Gold Nanoparticles-Based Dual-Channel Colorimetric Array Sensors for Discrimination of Metal Ions

This report describes dual-channel colorimetric array sensors for rapid distinction of metal ions. This dual-channel sensing array is built based upon gold nanoparticles (AuNPs)-catalyzed two colorimetric reactions [3,3 ',5,5 '-tetramethylbenzidine (TMB) and H2O2 as channel 1 and HAuCl4 and NH2OH as channel 2]. Different metal ions show diverse interactions toward AuNPs, producing differential variations of AuNPs' catalytic ability and yielding distinct colorimetric response modes (channel 1). Different metal ions show different affinities toward the DNA absorbed on the AuNP surface, and the decrease of the amount of DNA entangled on the AuNPs changes the catalytic ability of the AuNPs to varying degrees, generating varying visual response modes (channel 2). These signal modes as fingerprints are typical for each metal ion and are analyzed by linear discriminant analysis (LDA). The results display clear discrimination of each analyte on a LDA plot, and 10 kinds of metal ions are well identified at a low concentration (20 nM).

Automated summary

This report describes dual-channel colorimetric array sensors that can rapidly distinguish metal ions.

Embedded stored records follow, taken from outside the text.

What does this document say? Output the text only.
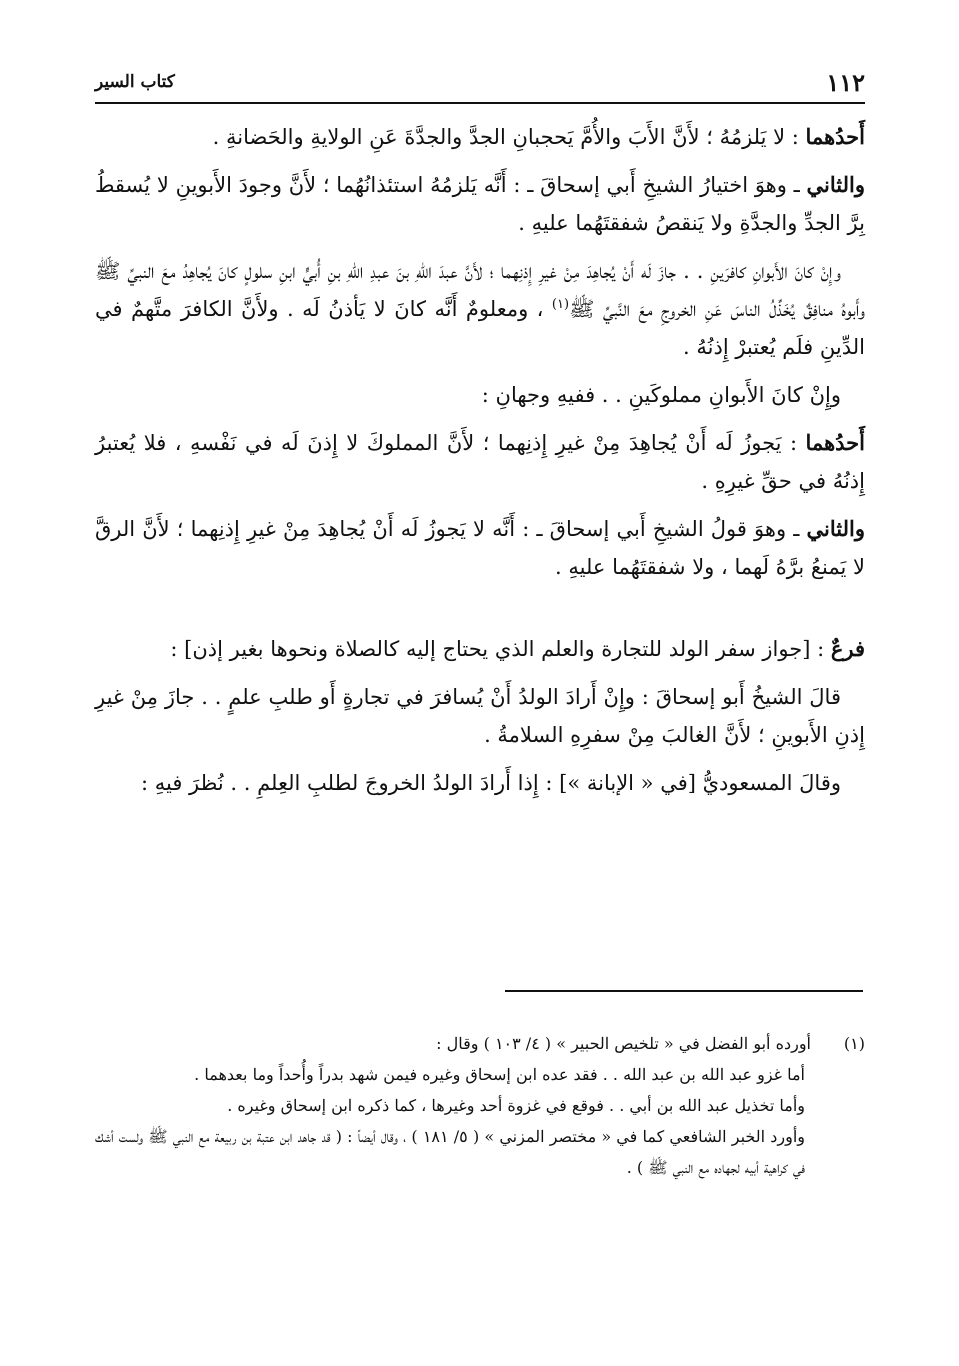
١١٢
كتاب السير

أَحدُهما : لا يَلزمُهُ ؛ لأَنَّ الأَبَ والأُمَّ يَحجبانِ الجدَّ والجدَّةَ عَنِ الولايةِ والحَضانةِ .

والثاني ـ وهوَ اختيارُ الشيخِ أَبي إسحاقَ ـ : أَنَّه يَلزمُهُ استئذانُهُما ؛ لأَنَّ وجودَ الأَبوينِ لا يُسقطُ بِرَّ الجدِّ والجدَّةِ ولا يَنقصُ شفقتَهُما عليهِ .

وإِنْ كانَ الأَبوانِ كافرَينِ . . جازَ لَه أَنْ يُجاهِدَ مِنْ غيرِ إِذنِهما ؛ لأَنَّ عبدَ اللهِ بنَ عبدِ اللهِ بنِ أُبيٍّ ابنِ سلولٍ كانَ يُجاهِدُ معَ النبيِّ ﷺ وأَبوهُ منافِقٌ يُخَذِّلُ الناسَ عَنِ الخروجِ معَ النَّبيِّ ﷺ$^{(١)}$ ، ومعلومٌ أَنَّه كانَ لا يَأذنُ لَه . ولأَنَّ الكافرَ متَّهمٌ في الدِّينِ فلَم يُعتبرْ إِذنُهُ .

وإِنْ كانَ الأَبوانِ مملوكَينِ . . ففيهِ وجهانِ :

أَحدُهما : يَجوزُ لَه أَنْ يُجاهِدَ مِنْ غيرِ إِذنِهما ؛ لأَنَّ المملوكَ لا إِذنَ لَه في نَفْسهِ ، فلا يُعتبرُ إِذنُهُ في حقِّ غيرِهِ .

والثاني ـ وهوَ قولُ الشيخِ أَبي إسحاقَ ـ : أَنَّه لا يَجوزُ لَه أَنْ يُجاهِدَ مِنْ غيرِ إِذنِهما ؛ لأَنَّ الرقَّ لا يَمنعُ برَّهُ لَهما ، ولا شفقتَهُما عليهِ .

فرعٌ : [جواز سفر الولد للتجارة والعلم الذي يحتاج إليه كالصلاة ونحوها بغير إذن] :

قالَ الشيخُ أَبو إسحاقَ : وإِنْ أَرادَ الولدُ أَنْ يُسافرَ في تجارةٍ أَو طلبِ علمٍ . . جازَ مِنْ غيرِ إِذنِ الأَبوينِ ؛ لأَنَّ الغالبَ مِنْ سفرِهِ السلامةُ .

وقالَ المسعوديُّ [في « الإبانة »] : إِذا أَرادَ الولدُ الخروجَ لطلبِ العِلمِ . . نُظرَ فيهِ :

(١)أورده أبو الفضل في « تلخيص الحبير » ( ٤/ ١٠٣ ) وقال :

أما غزو عبد الله بن عبد الله . . فقد عده ابن إسحاق وغيره فيمن شهد بدراً وأُحداً وما بعدهما .

وأما تخذيل عبد الله بن أبي . . فوقع في غزوة أحد وغيرها ، كما ذكره ابن إسحاق وغيره .

وأورد الخبر الشافعي كما في « مختصر المزني » ( ٥/ ١٨١ ) ، وقال أيضاً : ( قد جاهد ابن عتبة بن ربيعة مع النبي ﷺ ولست أشك في كراهية أبيه لجهاده مع النبي ﷺ ) .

By utilizing gold nanoparticles (AuNPs) and two colorimetric reactions, different metal ions exhibit distinct colorimetric response modes. Additionally, the DNA absorbed on the AuNP surface can alter the catalytic ability of the AuNPs to varying degrees, resulting in different visual response modes. Linear discriminant analysis (LDA) is employed to analyze and classify these signal modes, enabling clear discrimination of each analyte on a LDA plot.